Now what Moses and the people wanted to do — to get a reconnaissance report on Canaan and the Canaanites — was certainly prudent and logical, but apparently it was not what God wanted. So when the people react to the spies’ negative report, God tells them that they will not see the land. As might be expected, the people are devastated by their punishment and they decide that now they are prepared to fight for their home. Sadly, God has already decreed their fate and this attempt fails.

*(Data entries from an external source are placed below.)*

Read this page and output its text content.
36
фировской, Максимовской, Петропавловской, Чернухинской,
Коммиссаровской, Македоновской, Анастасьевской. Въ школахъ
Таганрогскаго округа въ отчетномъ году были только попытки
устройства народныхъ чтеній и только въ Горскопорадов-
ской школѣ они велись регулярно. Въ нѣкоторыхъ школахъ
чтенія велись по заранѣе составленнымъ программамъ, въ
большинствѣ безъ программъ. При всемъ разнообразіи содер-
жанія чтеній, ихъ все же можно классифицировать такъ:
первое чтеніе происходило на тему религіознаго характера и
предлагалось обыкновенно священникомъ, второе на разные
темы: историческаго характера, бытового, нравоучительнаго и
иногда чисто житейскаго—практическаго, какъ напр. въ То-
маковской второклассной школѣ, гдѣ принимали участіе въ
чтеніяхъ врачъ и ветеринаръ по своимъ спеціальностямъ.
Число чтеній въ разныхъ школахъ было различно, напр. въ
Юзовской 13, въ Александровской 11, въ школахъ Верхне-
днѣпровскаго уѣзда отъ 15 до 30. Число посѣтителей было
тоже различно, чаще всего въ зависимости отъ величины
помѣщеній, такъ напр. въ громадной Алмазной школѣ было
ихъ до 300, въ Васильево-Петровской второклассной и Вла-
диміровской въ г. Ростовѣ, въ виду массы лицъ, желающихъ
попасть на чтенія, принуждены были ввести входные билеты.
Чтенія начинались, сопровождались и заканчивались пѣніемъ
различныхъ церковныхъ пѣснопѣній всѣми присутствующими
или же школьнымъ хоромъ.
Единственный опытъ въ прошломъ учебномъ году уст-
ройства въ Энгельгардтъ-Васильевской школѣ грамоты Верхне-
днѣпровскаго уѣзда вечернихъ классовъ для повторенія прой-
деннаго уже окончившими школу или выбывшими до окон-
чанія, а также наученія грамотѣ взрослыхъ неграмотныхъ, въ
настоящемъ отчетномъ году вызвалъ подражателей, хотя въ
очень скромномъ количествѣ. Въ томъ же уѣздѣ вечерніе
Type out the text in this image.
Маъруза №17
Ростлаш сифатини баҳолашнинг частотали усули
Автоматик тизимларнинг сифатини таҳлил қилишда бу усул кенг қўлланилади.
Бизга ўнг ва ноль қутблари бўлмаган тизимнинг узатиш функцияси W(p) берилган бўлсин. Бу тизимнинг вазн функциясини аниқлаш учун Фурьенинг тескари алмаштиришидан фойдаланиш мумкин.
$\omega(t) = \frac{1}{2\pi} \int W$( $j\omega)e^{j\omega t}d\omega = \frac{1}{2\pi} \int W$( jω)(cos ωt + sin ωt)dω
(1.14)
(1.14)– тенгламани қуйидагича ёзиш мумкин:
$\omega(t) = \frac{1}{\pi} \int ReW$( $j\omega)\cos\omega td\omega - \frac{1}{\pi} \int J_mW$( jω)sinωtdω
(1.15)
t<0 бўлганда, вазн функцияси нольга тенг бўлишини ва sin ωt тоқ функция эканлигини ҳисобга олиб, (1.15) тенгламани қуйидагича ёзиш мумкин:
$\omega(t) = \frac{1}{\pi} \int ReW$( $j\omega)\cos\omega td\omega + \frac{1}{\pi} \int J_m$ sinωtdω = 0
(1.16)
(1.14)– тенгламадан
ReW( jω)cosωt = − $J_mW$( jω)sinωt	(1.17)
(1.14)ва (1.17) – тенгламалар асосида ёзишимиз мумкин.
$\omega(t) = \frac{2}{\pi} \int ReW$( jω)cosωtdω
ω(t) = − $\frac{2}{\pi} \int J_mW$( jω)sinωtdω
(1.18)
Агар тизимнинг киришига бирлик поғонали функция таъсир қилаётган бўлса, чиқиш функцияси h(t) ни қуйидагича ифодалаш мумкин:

However, as recorded in the haftara for parashat Shelah Lecha, 39 years after these events, Joshua sends spies into Jericho on a reconnaissance mission and this attempt succeeds. So what accounts for this difference? According to a commentary found in Itturei Torah by Rabbi Aharon Yaakov Greenberg, here is what happened:
Each tribe sent its own representative. No tribe trusted any other, and each group chose its own person. There was no unity among them, and they were divided into separate tribes and groups. However, when Joshua sent spies, he sent only two. That showed the unity of the nation and their mutual trust and that was the reason for the mission’s success.
The Israelites were not able to conquer the Promised Land until they transformed themselves from a collection of separate, distrustful tribes into a single nation. I can’t imagine that they all agreed on everything, but they saw themselves as part of a greater whole in spite of their differences.
This is surely a cautionary tale for today. We Jews differ in many ways — religious and secular; Orthodox, Reform, Conservative; Ashkenazi, Sephardi, Eidot HaMizrach; Israel and Diaspora; rich and poor; learned and unlearned; hasid and mitnagid; and many more. The truth is, the Jewish community has always had differences and they greatly enrich our Judaism. The danger we face is that we may come to see our particular niche as right and everyone else as wrong. Our hope for the future depends on our remembering that we’re all in this together.